Sunday, October 10, 2010

My Bowl Runneth Over: On Our Land Days 28-30

Sewage is one of those things we don't usually need to consider with all our modern conveniences. You finish your business, you flush the bowl, the toilet does its happy swirly thing. If something goes wrong with that process you call a plumber. Unless you're unfortunate enough to be a plumber yourself.

For the past week or more, I've been wishing I was a plumber.  Or whatever the RV tech form of that is. First the little handle on the toilet broke off. There are two handles on an RV toilet, by the way. One is to run rinse water. Which would be lovely to use if the water tank on this thing was full. The second handle is to flush the bowl. That's the one that broke in half. Lucky for us, there's a little prong (previously covered by the now broken handle).  At about the same time (and the two problems most likely aren't related) the damn thing stopped flushing at all.

Since we had a thousand other things to do, the toilet wasn't given immediate priority. In no time it became a piled up cesspool of biohazard. Just peeing is a challenge in dexterity, since you need to balance on the edge of the bowl and manage your stream so that nothing splashes back. Gods the idea of something splashing back! Eww!

Now I'm not unused to outdoor plumbing. I've lived in two places where we had to use outhouses. They were foul as hell in summer, and no amount of pouring lime down the holes could drown the stink. Because of the smell, we left the door open and the chickens would walk by, or even wander into the outhouse with us, clucking at we silly hapless humans. In winter they were frozen and less stenchy, but the idea of wandering out to the cold, especially after dark, was enough to strike fear even into Nanook of the North's heart. The wooden outhouse seat itself, reposed behind the woodstove when not in use. In theory it would be a nice warm seat. However the idea of traversing the snow, passing the pines where who knows what viscious predators lurked, pulling down your pants and baring your bottom to the whistling chill of the wind...it still wasn't pretty. Just before sundown we'd all make a race toward the outhouse and hope that would do us for the night.

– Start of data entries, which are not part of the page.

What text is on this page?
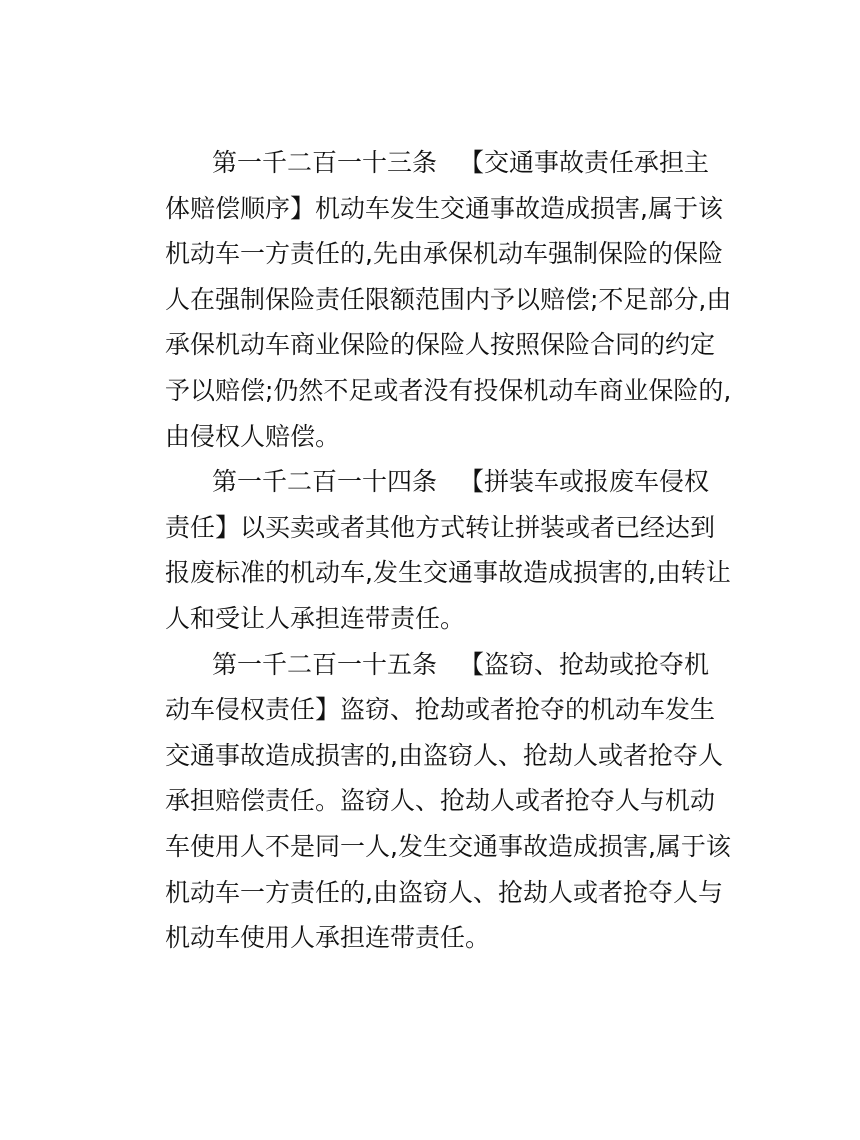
第一千二百一十三条 【交通事故责任承担主
体赔偿顺序】机动车发生交通事故造成损害,属于该
机动车一方责任的,先由承保机动车强制保险的保险
人在强制保险责任限额范围内予以赔偿;不足部分,由
承保机动车商业保险的保险人按照保险合同的约定
予以赔偿;仍然不足或者没有投保机动车商业保险的,
由侵权人赔偿。
第一千二百一十四条 【拼装车或报废车侵权
责任】以买卖或者其他方式转让拼装或者已经达到
报废标准的机动车,发生交通事故造成损害的,由转让
人和受让人承担连带责任。
第一千二百一十五条 【盗窃、抢劫或抢夺机
动车侵权责任】盗窃、抢劫或者抢夺的机动车发生
交通事故造成损害的,由盗窃人、抢劫人或者抢夺人
承担赔偿责任。盗窃人、抢劫人或者抢夺人与机动
车使用人不是同一人,发生交通事故造成损害,属于该
机动车一方责任的,由盗窃人、抢劫人或者抢夺人与
机动车使用人承担连带责任。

Today I'm thinking of that outhouse with fondness. At least when someone had to go, the stench didn't roil through the min house. At least the level of poop and urine wasn't mere inches from my bare and quivering butt.

Yesterday Quantum emptied the "black water" tank. That hasn't done much for the level of nastiness in the bowl itself. Perhaps it's a problem with the amount of toilet paper that has filled the bowl. This despite the fact that I've done my diligence to put any toilet paper from mere urination into a seperate garbage bag rather than attempting to flush it. Or it may be a problem with whatever trap-door mechanism shunts the waste from the bowl to the holding tank.

My bowl nearly runneth over. My trailer is filled with the not-so subtle scent of moldering urine and poop. Isn't pioneering fun!